That Hindi film music is witnessing a steep downfall is no news to anyone who has spent years listening to the likes of Rafi and Kishore sing to the tunes of Kalyanji-Anandji and Lakshikant-Pyarelal. Even decades after these legends stopped recording, Hindi film music continued to flourish in the company of many great music directors and singers but for the past few years, there has been a massive change in the music scene. We seldom hear tracks that we continue to hum for days or even play on repeat for weeks but with Ajay-Atul’s music in Dhadak, we are witnessing a welcome break from that tiring trend.
Ajay-Atul’s music in the Marathi counterpart Sairat was loved by all. That album was truly an example of how good music surpasses all borders. With the Hindi adaptation too, Ajay-Atul have recreated some of their own tracks for a wider audience as this time the lyrics would be in Hindi.
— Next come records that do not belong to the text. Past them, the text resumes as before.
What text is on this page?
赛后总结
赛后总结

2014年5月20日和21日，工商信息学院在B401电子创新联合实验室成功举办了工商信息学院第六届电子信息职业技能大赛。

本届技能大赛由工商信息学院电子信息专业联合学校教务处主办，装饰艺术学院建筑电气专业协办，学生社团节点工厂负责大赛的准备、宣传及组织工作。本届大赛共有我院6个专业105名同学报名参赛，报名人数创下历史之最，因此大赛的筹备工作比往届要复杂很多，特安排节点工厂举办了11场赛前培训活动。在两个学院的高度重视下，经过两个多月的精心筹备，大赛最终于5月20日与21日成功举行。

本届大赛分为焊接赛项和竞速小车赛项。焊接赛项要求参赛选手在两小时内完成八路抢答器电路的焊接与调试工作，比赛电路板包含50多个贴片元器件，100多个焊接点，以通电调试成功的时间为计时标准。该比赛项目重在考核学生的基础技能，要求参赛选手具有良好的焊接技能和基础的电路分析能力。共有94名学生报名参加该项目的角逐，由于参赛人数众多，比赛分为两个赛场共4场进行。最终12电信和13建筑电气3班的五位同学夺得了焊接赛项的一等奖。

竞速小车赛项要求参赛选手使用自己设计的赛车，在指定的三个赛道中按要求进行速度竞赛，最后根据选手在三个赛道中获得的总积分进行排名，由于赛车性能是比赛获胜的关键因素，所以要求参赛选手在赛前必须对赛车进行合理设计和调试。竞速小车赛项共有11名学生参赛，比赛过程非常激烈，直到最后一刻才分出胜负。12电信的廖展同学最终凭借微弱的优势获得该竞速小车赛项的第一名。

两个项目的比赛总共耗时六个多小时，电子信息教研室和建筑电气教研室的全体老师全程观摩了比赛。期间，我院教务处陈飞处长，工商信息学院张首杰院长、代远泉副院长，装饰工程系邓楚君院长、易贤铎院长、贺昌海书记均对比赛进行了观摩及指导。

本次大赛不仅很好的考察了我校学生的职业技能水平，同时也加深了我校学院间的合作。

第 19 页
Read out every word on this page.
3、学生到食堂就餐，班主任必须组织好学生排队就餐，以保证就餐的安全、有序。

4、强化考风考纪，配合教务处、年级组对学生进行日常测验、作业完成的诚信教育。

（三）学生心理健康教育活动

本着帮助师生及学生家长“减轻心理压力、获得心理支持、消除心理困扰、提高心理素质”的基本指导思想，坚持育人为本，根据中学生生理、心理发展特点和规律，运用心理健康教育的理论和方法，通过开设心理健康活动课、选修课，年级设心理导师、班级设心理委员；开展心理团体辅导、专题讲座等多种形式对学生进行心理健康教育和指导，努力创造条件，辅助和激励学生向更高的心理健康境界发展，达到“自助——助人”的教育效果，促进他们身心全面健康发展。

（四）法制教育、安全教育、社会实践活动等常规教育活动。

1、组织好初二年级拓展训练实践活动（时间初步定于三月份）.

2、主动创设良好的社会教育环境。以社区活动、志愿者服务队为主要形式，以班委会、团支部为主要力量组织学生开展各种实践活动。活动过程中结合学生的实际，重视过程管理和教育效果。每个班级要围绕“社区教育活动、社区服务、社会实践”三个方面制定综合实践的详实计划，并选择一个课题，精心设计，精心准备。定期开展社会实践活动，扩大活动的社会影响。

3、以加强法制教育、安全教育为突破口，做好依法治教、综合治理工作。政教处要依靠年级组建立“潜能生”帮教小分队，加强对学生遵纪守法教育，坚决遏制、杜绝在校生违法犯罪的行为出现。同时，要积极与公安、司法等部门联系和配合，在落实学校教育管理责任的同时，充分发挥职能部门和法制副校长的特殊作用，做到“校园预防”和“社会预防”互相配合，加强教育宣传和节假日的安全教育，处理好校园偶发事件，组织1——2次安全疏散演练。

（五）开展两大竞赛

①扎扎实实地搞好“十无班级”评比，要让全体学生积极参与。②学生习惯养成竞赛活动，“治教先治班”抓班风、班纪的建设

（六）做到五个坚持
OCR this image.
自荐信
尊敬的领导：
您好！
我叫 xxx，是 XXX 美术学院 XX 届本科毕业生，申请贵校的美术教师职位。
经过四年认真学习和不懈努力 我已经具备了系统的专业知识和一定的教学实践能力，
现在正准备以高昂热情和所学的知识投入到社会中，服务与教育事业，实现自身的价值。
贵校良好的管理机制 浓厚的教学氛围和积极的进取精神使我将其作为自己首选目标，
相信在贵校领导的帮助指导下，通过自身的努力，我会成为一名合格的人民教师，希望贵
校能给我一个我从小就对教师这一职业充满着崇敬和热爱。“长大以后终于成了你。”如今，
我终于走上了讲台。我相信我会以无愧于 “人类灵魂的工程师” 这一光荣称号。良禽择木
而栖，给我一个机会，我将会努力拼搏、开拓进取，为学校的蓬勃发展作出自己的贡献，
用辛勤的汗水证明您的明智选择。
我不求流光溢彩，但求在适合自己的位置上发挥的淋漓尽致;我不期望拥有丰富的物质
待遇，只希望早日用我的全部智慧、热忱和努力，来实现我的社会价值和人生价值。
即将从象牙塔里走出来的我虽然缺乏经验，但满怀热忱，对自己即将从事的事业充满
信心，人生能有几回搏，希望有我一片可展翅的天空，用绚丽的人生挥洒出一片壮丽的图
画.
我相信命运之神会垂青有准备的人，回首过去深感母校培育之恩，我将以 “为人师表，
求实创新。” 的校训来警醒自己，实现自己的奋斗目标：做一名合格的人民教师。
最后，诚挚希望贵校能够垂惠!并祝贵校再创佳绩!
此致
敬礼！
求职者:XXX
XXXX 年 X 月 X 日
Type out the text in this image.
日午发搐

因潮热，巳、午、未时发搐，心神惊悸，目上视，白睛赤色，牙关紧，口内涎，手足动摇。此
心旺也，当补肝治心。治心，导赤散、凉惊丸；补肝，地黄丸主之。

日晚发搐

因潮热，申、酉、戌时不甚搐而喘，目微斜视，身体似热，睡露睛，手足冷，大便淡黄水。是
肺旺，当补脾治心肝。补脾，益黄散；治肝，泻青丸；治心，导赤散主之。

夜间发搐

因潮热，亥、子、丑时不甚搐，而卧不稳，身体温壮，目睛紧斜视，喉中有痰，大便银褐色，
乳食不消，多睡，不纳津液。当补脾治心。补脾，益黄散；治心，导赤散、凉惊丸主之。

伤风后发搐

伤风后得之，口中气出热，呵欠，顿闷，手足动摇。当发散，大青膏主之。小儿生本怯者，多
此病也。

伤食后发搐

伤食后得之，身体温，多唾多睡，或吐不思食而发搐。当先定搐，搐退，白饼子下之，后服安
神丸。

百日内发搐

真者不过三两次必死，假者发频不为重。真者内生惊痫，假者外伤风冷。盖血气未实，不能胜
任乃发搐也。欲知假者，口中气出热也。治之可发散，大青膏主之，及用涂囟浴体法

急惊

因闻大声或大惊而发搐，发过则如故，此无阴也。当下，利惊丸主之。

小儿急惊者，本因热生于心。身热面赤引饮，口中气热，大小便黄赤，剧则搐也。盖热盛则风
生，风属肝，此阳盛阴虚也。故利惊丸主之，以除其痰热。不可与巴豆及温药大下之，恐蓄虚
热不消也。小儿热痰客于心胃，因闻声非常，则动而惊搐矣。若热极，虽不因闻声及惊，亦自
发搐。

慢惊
So far, two songs from the Hindi album have been released, Zingaat and Dhadak, and it would be safe to say that the music of this film is reminding us of the good old days when Hindi film music was so good that we would fall in love with the album and in this age, this is a rarity.
Many of the popular tracks these days are either a recreation of hit 90s songs or an updated version of a popular Punjabi track. Originality seems to be a thing of the past and the only sufferers here are the listeners. Remembering the last good Hindi film track will take you a while and we can’t really say who is to blame here. In a recent interview with Anupama Chopra, T-Series head Bhushan Kumar shared that a recreation done well gets quite popular amongst the younger audience. He even shared data explaining how well the recreated tracks work. The pre-millennial generation was conditioned to a great Hindi film music culture but such is not the case anymore, at least for the ones who can still name their favourite Udit Narayan tracks.
Sairat’s music was recorded with live musicians and thus, it had the grand feel attached to it. With Dhadak, we hope that the Hindi film music scene gets its much-needed revival. And even though we hope that things will witness a shift, we all know that much like the remix era that plagued us in the early 2000s, this era of revamped songs will vanish only after it has ruined a good number of songs.
But for now, the likes of Dhadak continue to reinstate our faith in Bollywood music and that is a hope that Hindi music lovers really need.